Trump has also turned his attention to US monetary authorities, expressing a desire for greater influence over Federal Reserve leadership and its decision-making. His stance is reflected in remarks made on January 23, stating, “I think I know interest rates much better than they do, and I think I know it certainly much better than the one who’s primarily in charge of making that decision.” At Davos, he reinforced this position, declaring, “With oil prices going down, I’ll demand that interest rates drop immediately. And likewise, they should be dropping all over the world. Interest rates should follow us.” The president’s call for an accelerated easing cycle is unconventional and potentially inflationary amid some critics arguing the Fed has already been too quick to cut rates. Questioning the credibility of your central bank is usually seen to be counter-productive to be ability of the institution to manage expectations.
Finally, although its expressed purpose is not inflation reduction, Trump’s trade policies are highly relevant to the inflation discussion. During the recent 24-hour trade war, Trump threatened Canada and Mexico - the United States’ largest trading partners – with a 25% duty on all goods. He subsequently paused these tariffs for 30 days following agreements with both countries to enhance border security and combat drug trafficking, but implemented a 10% tariff on Chinese goods. The implementation of US tariffs is expected to increase domestic inflation and lead to tighter monetary policy than otherwise, and so unsurprisingly pushed yields higher. In contrast, outside the US, investors responded to fears of slower global growth stemming from these protectionist measures by purchasing Canadian, British, and EZ bonds, leading to a decline in yields.
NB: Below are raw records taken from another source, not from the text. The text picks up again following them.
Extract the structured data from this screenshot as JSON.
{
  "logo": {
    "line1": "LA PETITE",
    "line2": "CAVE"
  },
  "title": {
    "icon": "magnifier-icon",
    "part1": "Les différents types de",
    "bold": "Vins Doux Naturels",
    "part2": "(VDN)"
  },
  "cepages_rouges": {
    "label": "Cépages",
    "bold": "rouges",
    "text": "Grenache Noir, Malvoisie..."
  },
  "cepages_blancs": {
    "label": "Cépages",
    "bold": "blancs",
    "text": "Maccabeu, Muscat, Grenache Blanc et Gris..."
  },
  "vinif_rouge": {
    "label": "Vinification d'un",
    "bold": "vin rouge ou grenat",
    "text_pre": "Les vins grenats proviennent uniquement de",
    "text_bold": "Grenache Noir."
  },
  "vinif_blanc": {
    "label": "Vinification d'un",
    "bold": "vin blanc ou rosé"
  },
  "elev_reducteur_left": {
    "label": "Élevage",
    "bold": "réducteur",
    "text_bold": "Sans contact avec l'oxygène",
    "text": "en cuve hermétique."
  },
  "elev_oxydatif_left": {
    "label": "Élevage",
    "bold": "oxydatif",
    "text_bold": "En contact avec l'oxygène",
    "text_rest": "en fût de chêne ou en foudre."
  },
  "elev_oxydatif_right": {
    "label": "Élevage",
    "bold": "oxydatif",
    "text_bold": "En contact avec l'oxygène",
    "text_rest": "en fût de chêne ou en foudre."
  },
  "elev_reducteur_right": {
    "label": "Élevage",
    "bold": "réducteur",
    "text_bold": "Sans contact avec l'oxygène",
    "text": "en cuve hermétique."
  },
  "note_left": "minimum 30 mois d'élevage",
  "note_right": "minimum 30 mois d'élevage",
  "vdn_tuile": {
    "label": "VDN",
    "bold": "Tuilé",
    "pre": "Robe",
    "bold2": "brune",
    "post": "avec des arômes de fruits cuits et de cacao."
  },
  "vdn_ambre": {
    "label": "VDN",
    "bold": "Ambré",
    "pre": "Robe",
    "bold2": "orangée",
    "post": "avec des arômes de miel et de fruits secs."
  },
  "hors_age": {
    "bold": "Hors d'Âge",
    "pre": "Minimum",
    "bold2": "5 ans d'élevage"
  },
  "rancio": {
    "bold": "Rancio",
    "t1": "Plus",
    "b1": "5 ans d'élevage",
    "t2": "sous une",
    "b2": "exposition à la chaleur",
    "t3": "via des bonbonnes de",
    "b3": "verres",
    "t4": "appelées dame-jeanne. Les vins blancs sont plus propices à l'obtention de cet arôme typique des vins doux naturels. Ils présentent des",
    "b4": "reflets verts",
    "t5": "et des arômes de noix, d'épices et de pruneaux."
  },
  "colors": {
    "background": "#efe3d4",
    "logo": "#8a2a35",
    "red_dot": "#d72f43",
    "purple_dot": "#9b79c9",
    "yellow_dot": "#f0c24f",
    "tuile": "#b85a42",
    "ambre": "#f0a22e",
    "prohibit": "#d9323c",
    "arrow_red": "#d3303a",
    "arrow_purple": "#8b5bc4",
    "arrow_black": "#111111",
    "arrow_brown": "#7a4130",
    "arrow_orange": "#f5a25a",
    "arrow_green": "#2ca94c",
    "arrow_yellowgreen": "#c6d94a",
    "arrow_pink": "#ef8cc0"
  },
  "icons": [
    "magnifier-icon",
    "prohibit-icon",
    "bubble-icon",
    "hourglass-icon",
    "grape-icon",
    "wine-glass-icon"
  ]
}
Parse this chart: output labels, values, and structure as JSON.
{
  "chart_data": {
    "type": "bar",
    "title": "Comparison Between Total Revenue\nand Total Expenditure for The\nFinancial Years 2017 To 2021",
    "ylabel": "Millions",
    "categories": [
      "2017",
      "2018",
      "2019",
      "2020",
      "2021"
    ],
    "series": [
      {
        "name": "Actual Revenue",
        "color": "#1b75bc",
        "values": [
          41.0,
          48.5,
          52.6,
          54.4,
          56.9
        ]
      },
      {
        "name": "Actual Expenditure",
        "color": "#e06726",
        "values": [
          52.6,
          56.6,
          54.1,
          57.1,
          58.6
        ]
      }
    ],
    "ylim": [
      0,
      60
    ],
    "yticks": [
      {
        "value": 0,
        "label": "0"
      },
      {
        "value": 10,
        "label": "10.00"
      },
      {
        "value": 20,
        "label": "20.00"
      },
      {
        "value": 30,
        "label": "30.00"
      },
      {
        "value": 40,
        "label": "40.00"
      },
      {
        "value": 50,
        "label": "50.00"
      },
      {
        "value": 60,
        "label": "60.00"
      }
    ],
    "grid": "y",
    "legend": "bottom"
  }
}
The US administration has threatened additional tariffs against major countries and trading blocs, including the EU, ASEAN, and other BRICS nations. If US inflation rises because of tariffs, prompting a firmer monetary policy from the Federal Reserve, the dollar may continue to strengthen. In this scenario, imports from the US would become more expensive, potentially increasing the general price level in the UK and other countries. While Trump has repeatedly expressed a desire to devalue the dollar, which would make U.S. goods relatively less expensive abroad, it is difficult to see this happening, as many of Trump’s policies, such as tax cuts – which could stimulate US growth and necessitate tighter monetary policy – and tariffs, are likely to sustain or even strengthen the dollar’s position.
The policies discussed in this article are by no means exhaustive, and inflation could also be shaped by tax cuts, increased government spending, deportation of undocumented immigrants, or other as-yet unreleased policies. We’ll have to wait and see whether Trump’s policies do ease inflationary pressure, or whether, as feared, the combination of his favoured policies lead to rising inflation.